Reputation: 9
There are several posts about this similar question, but none has the answer I want. Therefore, I am making this new post to took for the answer.
The question is why are all the scores have NaN as values?
The data seems fine.
The setup seems fine.
What could be causing this???
Here is my data frame:
df.describe(include = "all")
TRXN_MONTH TRANSACTION_AMOUNT
count 598565.000000 5.985650e+05
mean 6.410199 2.457275e+07
std 3.446896 2.732986e+08
min 1.000000 2.000000e-02
25% 3.000000 1.823501e+04
50% 6.000000 1.649049e+05
75% 9.000000 1.318875e+06
max 12.000000 1.694837e+10
Variable data types:
df.dtypes
TRXN_MONTH int64
TRANSACTION_AMOUNT float64
dtype: object
Here is my code:
# Ensemble by stacking
estimator_list = [
('lof', LocalOutlierFactor(novelty=False, n_neighbors=20, contamination='auto')),
('iforest', IsolationForest(n_estimators=100, contamination='auto'))
]
ensemble = StackingClassifier(estimators=estimator_list, final_estimator=LogisticRegression(), cv=5)
# Set the number of folds and how parameter values are shuffled
kf = model_selection.KFold(n_splits=10, random_state=10, shuffle=True)

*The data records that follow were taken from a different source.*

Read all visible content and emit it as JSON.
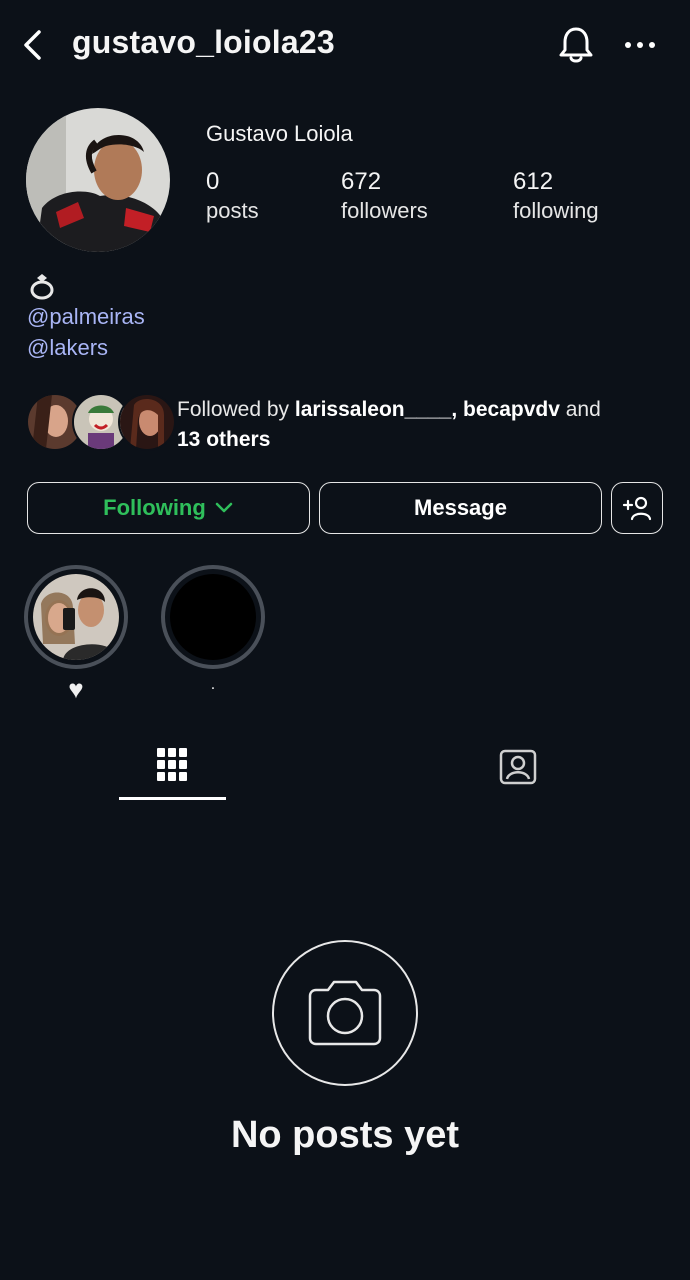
{
  "header": {
    "username": "gustavo_loiola23"
  },
  "profile": {
    "full_name": "Gustavo Loiola",
    "stats": [
      {
        "value": "0",
        "label": "posts"
      },
      {
        "value": "672",
        "label": "followers"
      },
      {
        "value": "612",
        "label": "following"
      }
    ],
    "bio_emoji_icon": "ring-icon",
    "links": [
      "@palmeiras",
      "@lakers"
    ]
  },
  "followed_by": {
    "prefix": "Followed by ",
    "names": "larissaleon____, becapvdv",
    "middle": " and",
    "others": "13 others"
  },
  "actions": {
    "following_label": "Following",
    "message_label": "Message"
  },
  "highlights": [
    {
      "label": "♥"
    },
    {
      "label": "."
    }
  ],
  "empty_state": {
    "title": "No posts yet"
  },
  "colors": {
    "background": "#0c1118",
    "following_green": "#2fbf5b",
    "link": "#a9b5f5"
  }
}
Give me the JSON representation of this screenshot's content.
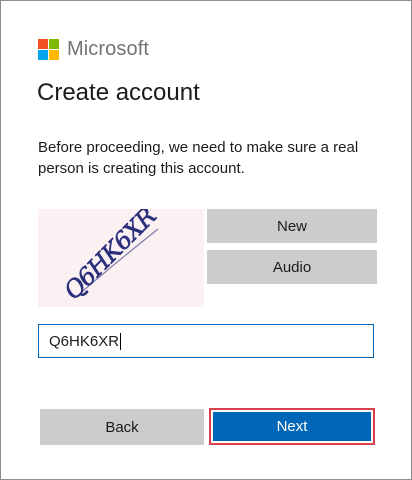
{
  "brand": {
    "name": "Microsoft"
  },
  "page": {
    "title": "Create account",
    "description": "Before proceeding, we need to make sure a real person is creating this account."
  },
  "captcha": {
    "image_text": "Q6HK6XR",
    "new_label": "New",
    "audio_label": "Audio"
  },
  "input": {
    "value": "Q6HK6XR"
  },
  "actions": {
    "back_label": "Back",
    "next_label": "Next"
  },
  "colors": {
    "logo_red": "#f25022",
    "logo_green": "#7fba00",
    "logo_blue": "#00a4ef",
    "logo_yellow": "#ffb900",
    "primary": "#0067b8",
    "focus_outline": "#d6404b",
    "secondary_button": "#cccccc"
  }
}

# Evaluate model using cross-validation
ensemble_cross_vald=model_selection.cross_val_score(ensemble, df_train[['TRXN_MONTH']].values, df_train[['TRANSACTION_AMOUNT']].values, cv=kf, n_jobs=-1, scoring='recall')
ensemble_cross_vald
Here is the output after running the code:
array([nan, nan, nan, nan, nan, nan, nan, nan, nan, nan])

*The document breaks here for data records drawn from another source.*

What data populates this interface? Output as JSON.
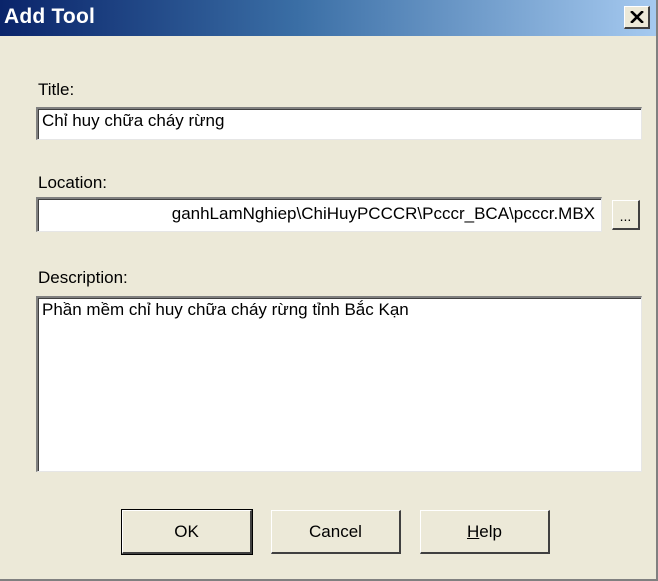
{
  "window": {
    "title": "Add Tool",
    "close_icon": "close-icon"
  },
  "form": {
    "title_label": "Title:",
    "title_value": "Chỉ huy chữa cháy rừng",
    "location_label": "Location:",
    "location_value": "ganhLamNghiep\\ChiHuyPCCCR\\Pcccr_BCA\\pcccr.MBX",
    "browse_label": "...",
    "description_label": "Description:",
    "description_value": "Phần mềm chỉ huy chữa cháy rừng tỉnh Bắc Kạn"
  },
  "buttons": {
    "ok_label": "OK",
    "cancel_label": "Cancel",
    "help_mnemonic": "H",
    "help_rest": "elp"
  },
  "colors": {
    "titlebar_start": "#0a246a",
    "titlebar_end": "#a6caf0",
    "dialog_bg": "#ece9d8"
  }
}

I am able to use each model to fit and predict:
y_pred = lof.fit_predict(df)
lofs_index = where(y_pred==-1)
lofs_index
(array([ 17, 43, 61, ..., 598553, 598561, 598562]),)
y_pred = iforest.fit_predict(df)
lofs_index = where(y_pred==-1)
lofs_index
(array([ 6, 14, 15, ..., 598549, 598556, 598561]),)
Upvotes: 0
Views: 873
Reputation: 60390
None of the base models you use for stacking here is a classifier itself: both are outlier and/or anomaly detection algorithms; they are not even supervised models, and they do not use the labels y
at all, as you can see from their respective fit
documentation:
For LOF:
fit(X, y=None)
y : Ignored
Not used, present for API consistency by convention.
For Isolation Forest:
fit(X, y=None, sample_weight=None)
y : Ignored
Not used, present for API consistency by convention.
Not being classifiers (and not involving in any manner the labels y
), it should be apparent that these models cannot be used for classification tasks, either by themselves or as base classifiers of a stacked model, as you are trying to do here. Hence, the nan
values of the Recall metric are expected (since there are not any labels y
from the perspective of the models, there is indeed not any recall in the first place).
Upvotes: 1